Mais la jouissance et les privilèges entourant le fauteuil présidentiel ont vite fait de lui malheureusement un dictateur déguisé qui loin de venir « balayer la maison » avait plutôt décidé d’y rester : j’y suis, j’y reste.  Dans la foulée, les élections étaient prévues pour doter le pays de nouvelles institutions. Entre temps le concept d’ivoirité est resté intact confirmant que Guéi n’était pas venu régler le problème de l’ivoirité. De loin et comme tout observateur de la vie politique ivoirienne, s’il était établi que le concept d’ivoirité visait principalement M. Alassane Dramane Ouattara, il est à pressentir tout de même que ni les autres hommes politiques à l’instar du Gel. Guéi et de M. Gbagbo n’avaient la réelle volonté politique à l’époque de trouver une solution définitive à ce problème qui ressemble politique de loin une politique d’exclusion de potentiel candidat sérieux: c’était un deal politique inavoué entre le Gel. Gué et M. Gbagbo à l’époque.

Depuis l’avènement du Gel. Guéi au pouvoir, la France avait commencé à perdre ses repères de faiseurs de roi en Côte d’Ivoire ce qui pourrait avoir à moyen et à long termes des implications politiques et économiques sérieuses sur l’ordre économique établie par la France dans ses colonies devenues indépendantes.

 

Monsieur Alassane Dramane Ouattara avait compris très trop que les solutions politiques à ses problèmes d’éligibilité ne résidaient pas en Côte d’Ivoire mais plutôt en France. Il fallait convaincre la métropole, nouer des réseaux en France afin de rassurer les hautes sphères politiques de la France. Nous pourrions dire aujourd’hui, que M. Alassane Dramane Ouattara  a été dans le cas d’espèce un stratège politique qui a très tôt compris que pour diriger les pays africains et particulièrement ceux de l’Afrique francophone, il faut avant tout obtenir la bénédiction de l’Elysée. Celui qui avait dit qu’ « ils ont partagé le monde » avait vu juste.

Les élections présidentielles organisées par le Gel. Guéi en 2000 pour doter la Côte d’Ivoire d’un nouveau président de la république sonnent n’en déplaise à Guéi la fin de son régime pour avoir associé à ses combinaisons politiques le renard politique aguerri à l’intempérie du temps et aux affres du pouvoir d’Houphouët de par le caractère historique de son combat pour la démocratie en Côte d’Ivoire et sa ruse politique : Laurent Koudou Gbagbo. Le monsieur cherchait depuis ce pouvoir même avant l’arrivée du Gel. Guéi au pourvoir par la force.

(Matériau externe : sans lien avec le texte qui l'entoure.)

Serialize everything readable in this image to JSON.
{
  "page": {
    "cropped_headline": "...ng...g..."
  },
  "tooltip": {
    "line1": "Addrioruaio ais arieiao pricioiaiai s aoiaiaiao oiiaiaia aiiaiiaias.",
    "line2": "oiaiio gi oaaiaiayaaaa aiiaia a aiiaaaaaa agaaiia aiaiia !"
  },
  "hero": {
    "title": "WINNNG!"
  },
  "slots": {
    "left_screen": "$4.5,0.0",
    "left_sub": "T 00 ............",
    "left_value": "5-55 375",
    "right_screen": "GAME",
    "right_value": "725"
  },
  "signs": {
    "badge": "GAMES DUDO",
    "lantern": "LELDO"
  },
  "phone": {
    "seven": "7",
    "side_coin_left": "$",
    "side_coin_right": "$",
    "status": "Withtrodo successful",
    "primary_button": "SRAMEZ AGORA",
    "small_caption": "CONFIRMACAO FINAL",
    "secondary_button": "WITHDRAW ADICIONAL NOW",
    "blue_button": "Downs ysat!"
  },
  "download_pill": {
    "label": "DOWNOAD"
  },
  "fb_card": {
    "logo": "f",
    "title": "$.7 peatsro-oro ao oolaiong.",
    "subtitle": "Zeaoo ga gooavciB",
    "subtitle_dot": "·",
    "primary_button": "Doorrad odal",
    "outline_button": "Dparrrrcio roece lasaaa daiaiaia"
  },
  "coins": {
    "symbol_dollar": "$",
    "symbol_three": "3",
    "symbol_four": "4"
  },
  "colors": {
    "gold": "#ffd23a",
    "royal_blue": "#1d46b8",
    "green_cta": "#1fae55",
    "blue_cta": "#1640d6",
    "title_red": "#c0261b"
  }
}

Gbagbo ne serait jamais Président de la République de Côte d’Ivoire si entre temps le Gal. Guéi n’avait pas rompu l’ordre politique préétabli. Il serait aujourd’hui, l’un des vieux opposants aux divers régimes ivoiriens car rien ne prouvait que Henri Konan Bédié quitterait le pouvoir même s’il le perdait face à Gbagbo dans les urnes. Des exemples dans l’espace francophone d’Afrique sont patents : Eyadema jusqu’à sa mort ; Bongo jusqu’à son dernier rappel à Dieu ; et bien d’autres qui sont agrippés au pouvoir contre la volonté de leur peuple respectif sont des exemples réels qui nous confirment que Gbagbo est l’héritier politique de la prise du pouvoir par la force du Gel. Guéi en Côte d’Ivoire.

Gbagbo, l’héritier politique de l’avènement du Gel. Guéi au pouvoir : la bête noire de la France.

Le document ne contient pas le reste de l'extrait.